En los años 70, el cine en sí mismo se convulsionaba ante las vanguardias que desde hace una década efervescían en Europa y el cine de Hollywood buscaba también una revolución en sus narrativas y sus formas de abordarlas. El cine de gánsteres se había constituido en sí mismo como un subgénero de alto éxito desde la década de los 30, muchas veces con tintes hasta propagandísticos, en tiempos en que la violencia de la vida real en las calles de Nueva York y Chicago con personajes como Al Capone acaparaban las primeras planas de los periódicos y despertaban la morbosa curiosidad de los grandes públicos lectores.
El cine se colmó entonces de historias en los que los G-Man, los incorruptibles agentes del gobierno luchaban contra las fuerzas criminales, desalmados asesinos capaces de hacer cualquier cosa por poder y dinero.
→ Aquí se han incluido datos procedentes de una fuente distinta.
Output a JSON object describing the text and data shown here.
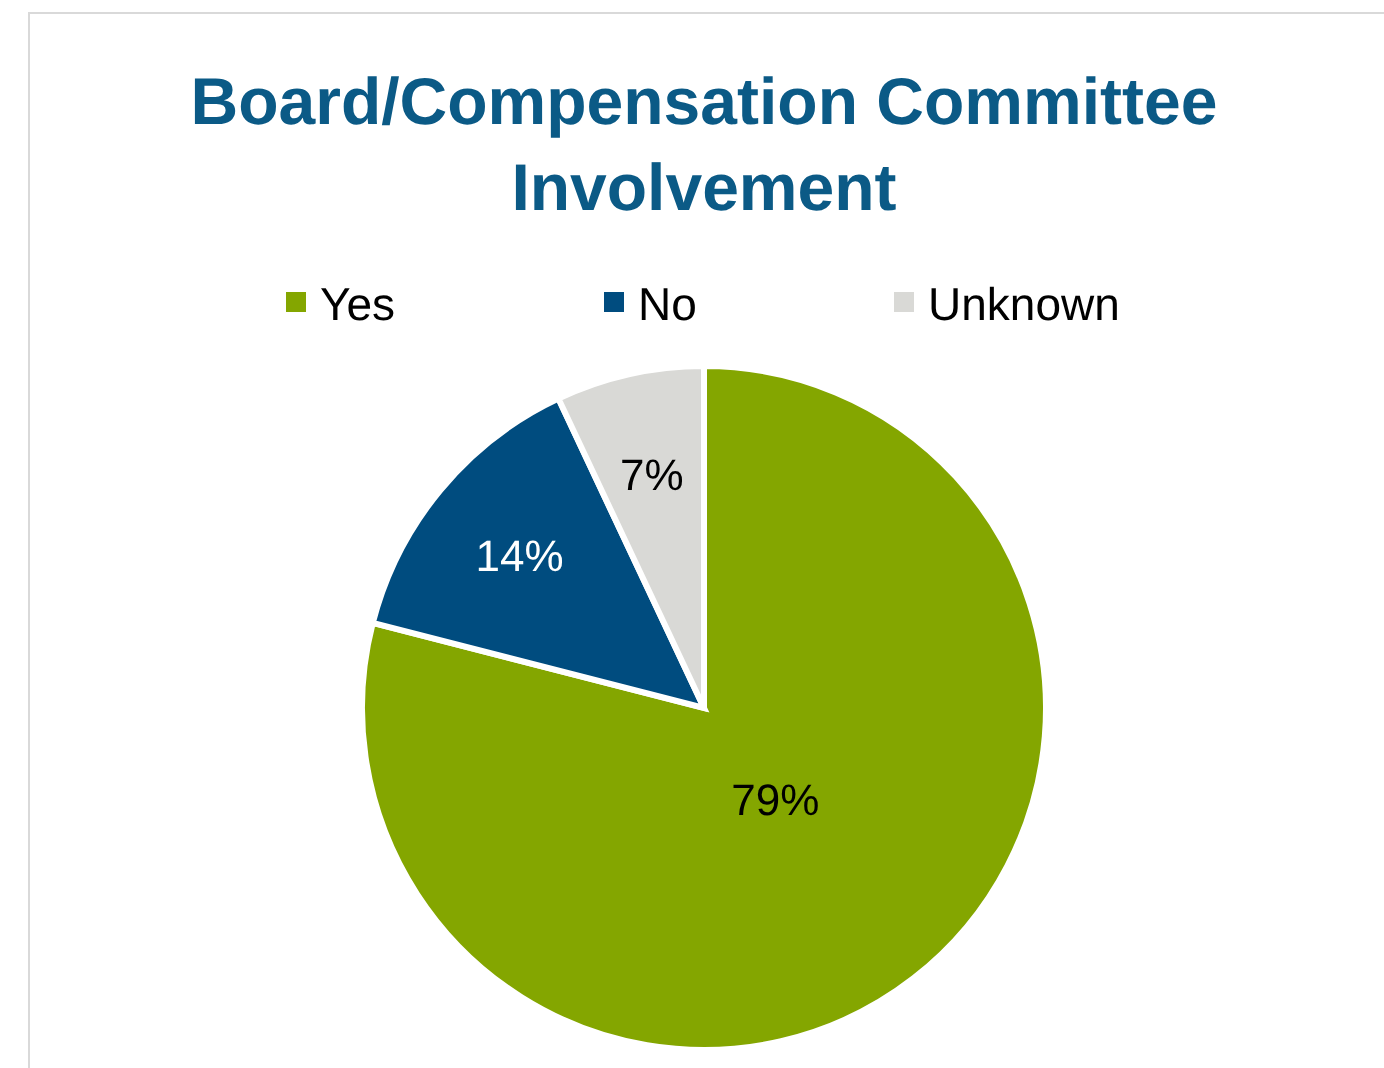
{
  "chart_data": {
    "type": "pie",
    "title": "Board/Compensation Committee Involvement",
    "categories": [
      "Yes",
      "No",
      "Unknown"
    ],
    "values": [
      79,
      14,
      7
    ],
    "colors": [
      "#84a600",
      "#004c7f",
      "#d9d9d6"
    ],
    "value_labels": [
      "79%",
      "14%",
      "7%"
    ],
    "legend": "top"
  }
}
Aquellas narrativas brindaban una mirada exterior sobre el mundo del crimen, aquella del bien contra el mal.
Las audiencias, cansadas de la sobreexplotación de tales narrativas que habían llevado a ese cine a una especie de hartazgo popular, encuentran un brillante futuro en aquel movimiento de jóvenes cineastas conocido después como El Nuevo Hollywood. Una enorme página de aquella nueva historia del cine se escribe en el momento en que Francis Ford Coppola se encuentra con las páginas de El Padrino, bestseller del también italoamericano Mario Puzo, narración en la que el crimen no es aquella fuerza del mal que debe ser combatida por los ángeles del gobierno ataviados como agentes federales, sino que esta vez la historia surge desde el interior de una familia criminal, como una sociedad en sí misma que se abrió paso ante una marginalidad obligada por la propia América a los inmigrantes.
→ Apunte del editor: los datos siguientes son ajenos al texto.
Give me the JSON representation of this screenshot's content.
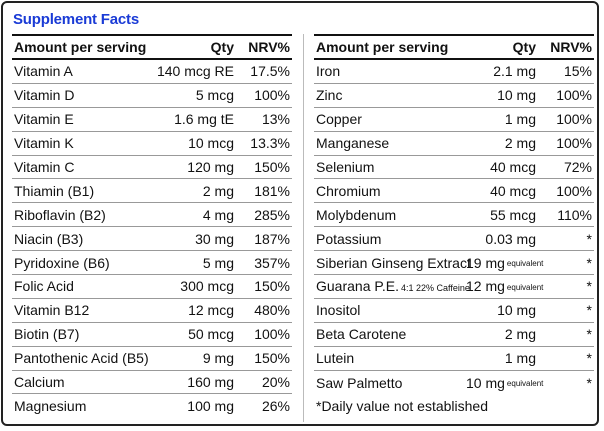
{
  "title": "Supplement Facts",
  "headers": {
    "name": "Amount per serving",
    "qty": "Qty",
    "nrv": "NRV%"
  },
  "left_rows": [
    {
      "name": "Vitamin A",
      "qty": "140 mcg RE",
      "nrv": "17.5%"
    },
    {
      "name": "Vitamin D",
      "qty": "5 mcg",
      "nrv": "100%"
    },
    {
      "name": "Vitamin E",
      "qty": "1.6 mg tE",
      "nrv": "13%"
    },
    {
      "name": "Vitamin K",
      "qty": "10 mcg",
      "nrv": "13.3%"
    },
    {
      "name": "Vitamin C",
      "qty": "120 mg",
      "nrv": "150%"
    },
    {
      "name": "Thiamin (B1)",
      "qty": "2 mg",
      "nrv": "181%"
    },
    {
      "name": "Riboflavin (B2)",
      "qty": "4 mg",
      "nrv": "285%"
    },
    {
      "name": "Niacin (B3)",
      "qty": "30 mg",
      "nrv": "187%"
    },
    {
      "name": "Pyridoxine (B6)",
      "qty": "5 mg",
      "nrv": "357%"
    },
    {
      "name": "Folic Acid",
      "qty": "300 mcg",
      "nrv": "150%"
    },
    {
      "name": "Vitamin B12",
      "qty": "12 mcg",
      "nrv": "480%"
    },
    {
      "name": "Biotin (B7)",
      "qty": "50 mcg",
      "nrv": "100%"
    },
    {
      "name": "Pantothenic Acid (B5)",
      "qty": "9 mg",
      "nrv": "150%"
    },
    {
      "name": "Calcium",
      "qty": "160 mg",
      "nrv": "20%"
    },
    {
      "name": "Magnesium",
      "qty": "100 mg",
      "nrv": "26%"
    }
  ],
  "right_rows": [
    {
      "name": "Iron",
      "qty": "2.1 mg",
      "nrv": "15%"
    },
    {
      "name": "Zinc",
      "qty": "10 mg",
      "nrv": "100%"
    },
    {
      "name": "Copper",
      "qty": "1 mg",
      "nrv": "100%"
    },
    {
      "name": "Manganese",
      "qty": "2 mg",
      "nrv": "100%"
    },
    {
      "name": "Selenium",
      "qty": "40 mcg",
      "nrv": "72%"
    },
    {
      "name": "Chromium",
      "qty": "40 mcg",
      "nrv": "100%"
    },
    {
      "name": "Molybdenum",
      "qty": "55 mcg",
      "nrv": "110%"
    },
    {
      "name": "Potassium",
      "qty": "0.03 mg",
      "nrv": "*"
    },
    {
      "name": "Siberian Ginseng Extract",
      "qty": "19 mg",
      "qty_note": "equivalent",
      "nrv": "*"
    },
    {
      "name": "Guarana P.E.",
      "name_note": "4:1 22% Caffeine",
      "qty": "12 mg",
      "qty_note": "equivalent",
      "nrv": "*"
    },
    {
      "name": "Inositol",
      "qty": "10 mg",
      "nrv": "*"
    },
    {
      "name": "Beta Carotene",
      "qty": "2 mg",
      "nrv": "*"
    },
    {
      "name": "Lutein",
      "qty": "1 mg",
      "nrv": "*"
    },
    {
      "name": "Saw Palmetto",
      "qty": "10 mg",
      "qty_note": "equivalent",
      "nrv": "*"
    }
  ],
  "footnote": "*Daily value not established",
  "colors": {
    "title": "#1a3bd6",
    "text": "#111111",
    "border": "#222222"
  }
}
La película de Coppola pasa a la historia como una adaptación cinematográfica brillante, perfecta, que encalló con tal fuerza en la cultura popular que a partir de su historia, la Mafia comienza a ser nuevamente el objeto de obsesión de cientos de historias más, cimentándose como un canon esta primera entrega de una trilogía sobre una familia, del auge y caída de un imperio. Narrada con un lenguaje audiovisual sobrio que da la espalda a los fastuosos decorados o la artificialidad de la luz y la sombra en la fotografía del Hollywood clásico, para a través del lente de un brillante Gordon Willis que abraza a la naturalidad de la oscuridad misma detrás de la cual la familia Corleone mueve los hilos, anclándose al poderoso leitmotiv musical compuesto por Nino Rota, sonando esta vez con un cierto despojo del barroquismo italiano de sus composiciones para el cine de Fellini, entregando notas profundas, con referencias a formas musicales propias de los orígenes sicilianos de los Corleone, sin dejarse caer en estereotípicas mandolinas o acordeones.
Es sin duda tal poder de lenguaje cinematográfico empleado en la obra lo que le brindó la gran fuerza para convertirse en una pieza icónica de la cultura universal mucho más allá de las barreras generacionales. Este 2022, a cincuenta años de verse por primera vez proyectada en una gran pantalla, los de estas generaciones tendremos la maravillosa oportunidad de vivir ese momento en una sala de cine, escuchar al suplicante Amerigo Bonasera ante el todopoderoso Vito Corleone, interrumpiendo el silencio con voz titubeante decir I believe in America.